Dus we zagen een wasbeerhond. Totaal onverwacht, hoewel ik mij niet kan voorstellen dat er mensen zijn die na het zien van een wasbeerhond opmerken ‘dat had ik aan zien komen’ of ‘ik dacht al dat ‘ie hier zou zitten’. Wij in ieder geval niet, als was het maar omdat we nog nooit van een wasbeerhond hadden gehoord.
Ongetwijfeld zijn er mensen op zoek naar de wasbeerhond, fanatieke honden- of wasberenfokkers of Freek Vonk - achtige biologen. Ergens was het dan ook tragisch dat wíj de wasbeerhond zagen: wij gunnen iedereen een wasbeerhond, maar zijn zelf nog altijd hard op zoek naar een eland, dus in zekere zin was de wasbeerhond een teleurstelling.
Onze zoektocht naar de eland zou je ondertussen een tikje sneu kunnen noemen. We zijn nu in Litouwen, waar de eland volgens sommigen nog wel zou kunnen zitten, maar het voelt een beetje als zoeken naar een olifant in Toscane: het kan, maar tijdens het zoeken weet je zelf ook dat je in Kenia had moeten zijn. Desondanks beschouwen we iedere wandeling door het bos of fietstocht door de buitenwijk van een middelgrote stad als mogelijkheid om een gigantisch gewei te zien verschijnen. Wellicht roept dit de vraag op of we niets beters te doen hebben, en het antwoord is: niet echt, nee.
Misschien komt het voort uit de ondraaglijke lichtheid van het reizen, maar wanneer de dagelijkse verantwoordelijkheid beperkt wordt tot het vinden van een overnachtingsplek en het maken van een leuke foto ga je vanzelf zoeken naar andere taken om jezelf een gevoel van urgentie te geven.

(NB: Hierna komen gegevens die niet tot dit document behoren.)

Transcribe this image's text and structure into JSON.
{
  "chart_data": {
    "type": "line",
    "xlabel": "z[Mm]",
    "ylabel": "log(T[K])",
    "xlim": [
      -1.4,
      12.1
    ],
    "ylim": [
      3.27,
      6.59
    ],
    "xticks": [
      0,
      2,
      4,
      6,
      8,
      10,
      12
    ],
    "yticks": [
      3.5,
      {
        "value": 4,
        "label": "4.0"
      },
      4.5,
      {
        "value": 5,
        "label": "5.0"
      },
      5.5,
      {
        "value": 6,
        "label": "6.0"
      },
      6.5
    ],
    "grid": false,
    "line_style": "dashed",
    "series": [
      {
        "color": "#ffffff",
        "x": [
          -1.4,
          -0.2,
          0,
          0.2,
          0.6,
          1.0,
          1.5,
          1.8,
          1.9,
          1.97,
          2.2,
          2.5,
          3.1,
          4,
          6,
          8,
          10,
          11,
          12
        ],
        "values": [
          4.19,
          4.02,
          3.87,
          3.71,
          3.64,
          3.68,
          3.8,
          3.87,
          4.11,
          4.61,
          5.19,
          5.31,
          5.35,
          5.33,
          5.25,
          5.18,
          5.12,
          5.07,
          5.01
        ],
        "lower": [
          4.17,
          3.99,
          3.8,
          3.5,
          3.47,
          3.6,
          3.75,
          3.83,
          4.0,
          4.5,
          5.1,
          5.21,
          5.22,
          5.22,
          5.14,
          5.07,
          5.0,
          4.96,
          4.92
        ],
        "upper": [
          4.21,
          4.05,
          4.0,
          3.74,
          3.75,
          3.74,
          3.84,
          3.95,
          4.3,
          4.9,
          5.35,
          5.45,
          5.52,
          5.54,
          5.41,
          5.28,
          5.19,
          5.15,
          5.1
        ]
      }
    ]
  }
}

Talloze Nederlanders voelen zich deze zomer weer verplicht om het Franse kasteel op fietsafstand van de camping te bezoeken, wat bij aankomst altijd een ruïne met informatiebordjes in 3 talen blijkt. Andere waaghalzen hebben zich verheugd op een kajaktrip over de woeste Lesse, om aldaar in een onbeduidend stroompje hun lekke bootje al wrikkend met een peddel van de stenen af te duwen. Noem het verveling of naïviteit, maar het getuigt ook van een bepaalde ambitie.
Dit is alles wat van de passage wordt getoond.